The standard twin-seat cabinet allowed for two players to battle it out. You’d sit in a race-inspired seat with functional accelerator and brake pedal, gear shifter and steering wheel. These controls alone were enough to get many to drop in their quarters, but there was more.

The internal hardware and software is what really made the game. Critically, Sega insisted that the game run at 60 frames per second with texture filtering in order to best Ridge Racer, a competing racing game from Namco. This gave it a buttery smooth look that few titles of the era were able to match. Realistic game mechanics like drifting and power sliding made gameplay feel much more authentic. But it also needed a killer soundtrack, and for that, Sega turned to composer Takenobu Mitsuyoshi.

Mitsuyoshi wanted the soundtrack for Daytona USA to stand apart from the crowd, and to do this, he implemented vocals. But getting them into the game wasn’t easy so he had to use brief vocal samples and loop them for the desired effect. If you listen closely, you can probably pick up on it in the game’s main theme, Let’s Go Away.

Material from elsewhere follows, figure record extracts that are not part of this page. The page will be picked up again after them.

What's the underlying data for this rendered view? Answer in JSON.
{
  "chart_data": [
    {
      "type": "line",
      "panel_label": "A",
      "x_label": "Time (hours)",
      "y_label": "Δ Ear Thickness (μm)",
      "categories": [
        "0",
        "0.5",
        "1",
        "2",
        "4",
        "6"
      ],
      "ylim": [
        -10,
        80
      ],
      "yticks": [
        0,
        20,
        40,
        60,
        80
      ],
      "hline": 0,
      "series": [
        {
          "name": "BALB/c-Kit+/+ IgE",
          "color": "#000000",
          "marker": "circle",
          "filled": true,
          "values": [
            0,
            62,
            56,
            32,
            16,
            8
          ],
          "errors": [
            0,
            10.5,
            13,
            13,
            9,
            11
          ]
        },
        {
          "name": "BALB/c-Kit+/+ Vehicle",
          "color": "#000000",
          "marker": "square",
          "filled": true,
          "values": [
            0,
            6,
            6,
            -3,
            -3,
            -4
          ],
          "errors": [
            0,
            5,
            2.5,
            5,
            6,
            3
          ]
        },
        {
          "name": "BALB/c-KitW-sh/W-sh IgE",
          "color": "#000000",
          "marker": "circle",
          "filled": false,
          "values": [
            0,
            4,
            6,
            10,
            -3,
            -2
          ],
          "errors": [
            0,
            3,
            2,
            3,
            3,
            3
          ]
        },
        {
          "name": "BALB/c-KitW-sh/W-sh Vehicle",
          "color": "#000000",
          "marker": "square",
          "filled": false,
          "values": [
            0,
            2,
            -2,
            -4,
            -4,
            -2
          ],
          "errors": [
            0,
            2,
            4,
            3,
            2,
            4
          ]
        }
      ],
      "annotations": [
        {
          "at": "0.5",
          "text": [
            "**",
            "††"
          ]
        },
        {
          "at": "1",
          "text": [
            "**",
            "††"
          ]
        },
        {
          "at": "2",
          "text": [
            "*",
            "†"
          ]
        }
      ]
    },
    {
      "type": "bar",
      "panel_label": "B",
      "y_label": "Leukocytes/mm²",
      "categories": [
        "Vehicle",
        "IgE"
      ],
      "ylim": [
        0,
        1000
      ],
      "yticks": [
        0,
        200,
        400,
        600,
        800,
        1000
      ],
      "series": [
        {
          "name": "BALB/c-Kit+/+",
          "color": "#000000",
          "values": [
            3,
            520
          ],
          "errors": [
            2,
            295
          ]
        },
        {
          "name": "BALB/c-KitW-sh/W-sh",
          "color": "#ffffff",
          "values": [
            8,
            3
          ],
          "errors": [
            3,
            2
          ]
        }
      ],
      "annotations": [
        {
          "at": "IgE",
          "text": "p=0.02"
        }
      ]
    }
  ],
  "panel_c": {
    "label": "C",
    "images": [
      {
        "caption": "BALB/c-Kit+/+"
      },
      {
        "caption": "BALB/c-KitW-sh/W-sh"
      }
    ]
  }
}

Truth be told, the song wasn’t all that spectacular. It’s the fact that it’s literally all you could hear as these machines took up prime real estate right at the front of the arcade and Sega no doubt cranked the volume to 11 to drown out the competition.

Just imagine being one of those arcade operators that had to hear this tune play non-stop during your entire shift. That kind of mental scarring likely never dissipates.

Techno Syndrome (the Mortal Kombat theme) – 1993

Mortal Kombat was without a doubt the hottest and most controversial video game franchise of the early 90s.

The first game in the series hit arcades in 1992, stunning players with its digitized graphics and unprecedented levels of violence. Months later, publisher Acclaim Entertainment launched a massive advertising campaign – Mortal Monday – to promote the game’s September 13, 1993, arrival on the Super Nintendo, Sega Genesis, Game Boy and Game Gear.

Between the home launches of the original and the sequel exactly one year later, a 10-track music album was produced by Belgian band The Immortals. It featured tracks for each of the first game’s seven playable characters as well as sub-boss Goro, and two other songs: track five, Techno Syndrome, and track 10, Hypnotic House.

Nine of the 10 tracks on the album were pretty much garbage but Techno Syndrome, released as a single the previous year, was the sole exception. The song, which featured the iconic “Mortal Kombat!” scream, became synonymous with the franchise and is perhaps the most recognizable composition on this list.